La société Ethra soutient qu'elle a été assignée à comparaître devant la chambre commerciale du tribunal judiciaire de Strasbourg et qu'elle a immédiatement constitué avocat, la procédure étant enrôlée sous le RG 21/00654 et toujours en cours.

L'appelante fait valoir que parallèlement, elle s'est vue signifier la décision rendue le 23 septembre 2021 par la chambre civile du tribunal judiciaire de Strasbourg qui a été saisie de la même assignation par la banque populaire.

La société Ethra indique qu'aucune assignation à comparaître devant la chambre civile du tribunal ne lui a été signifiée puisque la compétence de la chambre commerciale était mentionnée sur l'assignation.

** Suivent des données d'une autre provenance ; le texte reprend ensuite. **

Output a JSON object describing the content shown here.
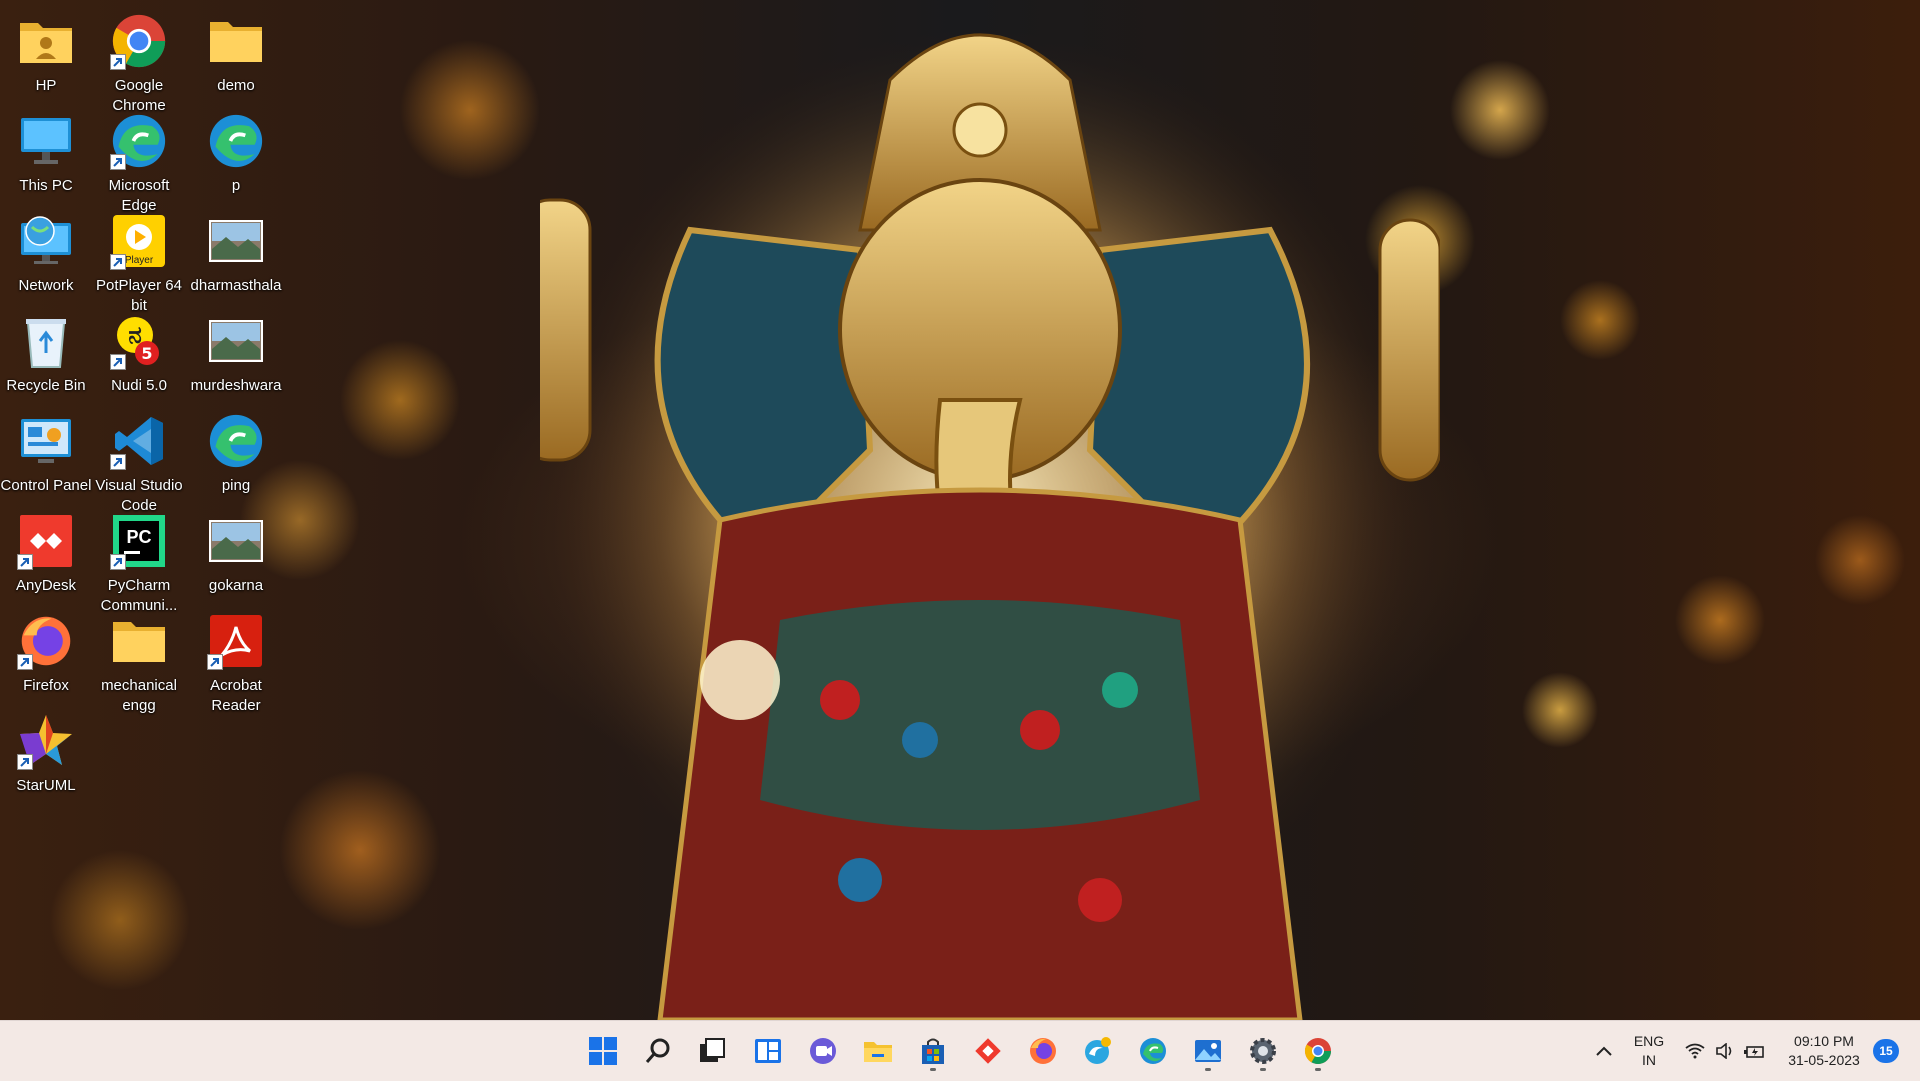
{
  "desktop": {
    "icons": [
      {
        "label": "HP",
        "icon": "user-folder-icon",
        "shortcut": false
      },
      {
        "label": "Google Chrome",
        "icon": "chrome-icon",
        "shortcut": true
      },
      {
        "label": "demo",
        "icon": "folder-icon",
        "shortcut": false
      },
      {
        "label": "This PC",
        "icon": "monitor-icon",
        "shortcut": false
      },
      {
        "label": "Microsoft Edge",
        "icon": "edge-icon",
        "shortcut": true
      },
      {
        "label": "p",
        "icon": "edge-icon",
        "shortcut": false
      },
      {
        "label": "Network",
        "icon": "network-icon",
        "shortcut": false
      },
      {
        "label": "PotPlayer 64 bit",
        "icon": "potplayer-icon",
        "shortcut": true
      },
      {
        "label": "dharmasthala",
        "icon": "image-thumbnail-icon",
        "shortcut": false
      },
      {
        "label": "Recycle Bin",
        "icon": "recycle-bin-icon",
        "shortcut": false
      },
      {
        "label": "Nudi 5.0",
        "icon": "nudi-icon",
        "shortcut": true
      },
      {
        "label": "murdeshwara",
        "icon": "image-thumbnail-icon",
        "shortcut": false
      },
      {
        "label": "Control Panel",
        "icon": "control-panel-icon",
        "shortcut": false
      },
      {
        "label": "Visual Studio Code",
        "icon": "vscode-icon",
        "shortcut": true
      },
      {
        "label": "ping",
        "icon": "edge-icon",
        "shortcut": false
      },
      {
        "label": "AnyDesk",
        "icon": "anydesk-icon",
        "shortcut": true
      },
      {
        "label": "PyCharm Communi...",
        "icon": "pycharm-icon",
        "shortcut": true
      },
      {
        "label": "gokarna",
        "icon": "image-thumbnail-icon",
        "shortcut": false
      },
      {
        "label": "Firefox",
        "icon": "firefox-icon",
        "shortcut": true
      },
      {
        "label": "mechanical engg",
        "icon": "folder-icon",
        "shortcut": false
      },
      {
        "label": "Acrobat Reader",
        "icon": "acrobat-icon",
        "shortcut": true
      },
      {
        "label": "StarUML",
        "icon": "staruml-icon",
        "shortcut": true
      }
    ]
  },
  "taskbar": {
    "apps": [
      "start-icon",
      "search-icon",
      "task-view-icon",
      "widgets-icon",
      "teams-chat-icon",
      "file-explorer-icon",
      "microsoft-store-icon",
      "anydesk-icon",
      "firefox-icon",
      "edge-beta-icon",
      "edge-icon",
      "photos-icon",
      "settings-icon",
      "chrome-icon"
    ],
    "language_line1": "ENG",
    "language_line2": "IN",
    "time": "09:10 PM",
    "date": "31-05-2023",
    "notification_count": "15"
  },
  "colors": {
    "taskbar_bg": "#f2e8e4",
    "accent": "#1a73e8"
  }
}
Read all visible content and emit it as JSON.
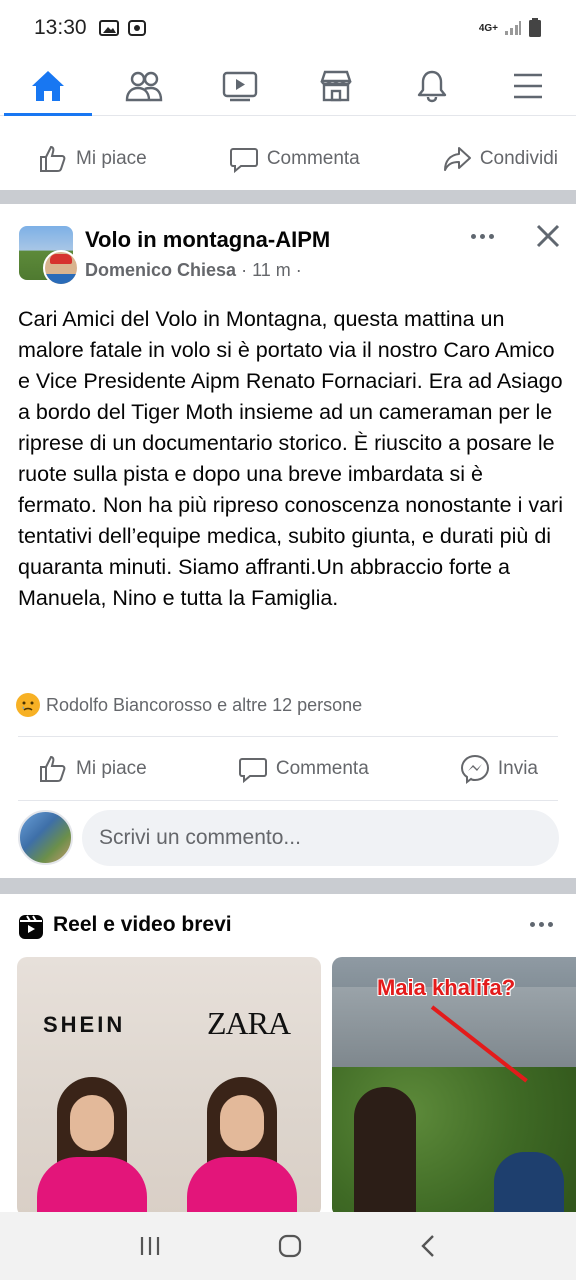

Elle expose qu'elle n'a pas pu faire valoir ses droits et qu'il s'agit d'une violation du contradictoire justifiant l'annulation du jugement, la banque populaire ayant violé son obligation de loyauté en procédant à un double enrôlement de la même assignation sans en informer le conseil de la société Ethra qui s'était pourtant constitué devant la chambre commerciale.

L'appelante expose que la juridiction civile n'a jamais été valablement saisie, aucune assignation à comparaître devant cette juridiction n'ayant été signifiée.

Elle précise qu'il n'y a pas lieu à évocation puisque l'appel tend à l'annulation du jugement, en l'absence d'assignation contre le défendeur qui n'a pas comparu, la chambre commerciale du tribunal judiciaire restant saisie du litige.

La banque populaire s'est constituée intimée devant la cour le 21 décembre 2021 et dans ses dernières conclusions transmises au greffe par voie électronique le 8 avril 2022 auxquelles était joint un bordereau de communication de pièces qui n'a fait l'objet d'aucune contestation, demande à la cour de :

- REJETER l'appel et le dire mal fondé ;

- REJETER l'intégralité des demandes, fins et conclusions de la société ETHRA ;

- CONFIRMER l'entier jugement ;

- CONDAMNER la société ETHRA aux entiers frais et dépens ainsi que d'avoir à payer la somme de 3.500 € au titre de l'article 700 du Code de procédure civile.

La banque populaire fait valoir que l'appelante a été informée de la procédure intentée à son encontre puisque l'assignation lui a été signifiée à personne et qu'elle a contribué à sa propre perte en ne comparaissant pas devant le tribunal.

L'intimée soutient que la société Ethra avait régulièrement constitué avocat le 22 avril 2021 et qu'aucune violation du contradictoire n'est à déplorer, seule sa négligence l'a empêchée de développer utilement sa défense.

Pour l'exposé complet des prétentions et moyens des parties, la cour se réfère aux dernières conclusions précédemment visées en application de l'article 455 du code de procédure civile.

La clôture de la procédure a été prononcée le 13 mai 2022.

L'affaire a été appelée et retenue à l'audience du 23 novembre 2022.

MOTIFS DE LA DÉCISION :

Sur la recevabilité de l'appel principal :

Celle-ci n'étant pas contestée, il sera déclaré recevable.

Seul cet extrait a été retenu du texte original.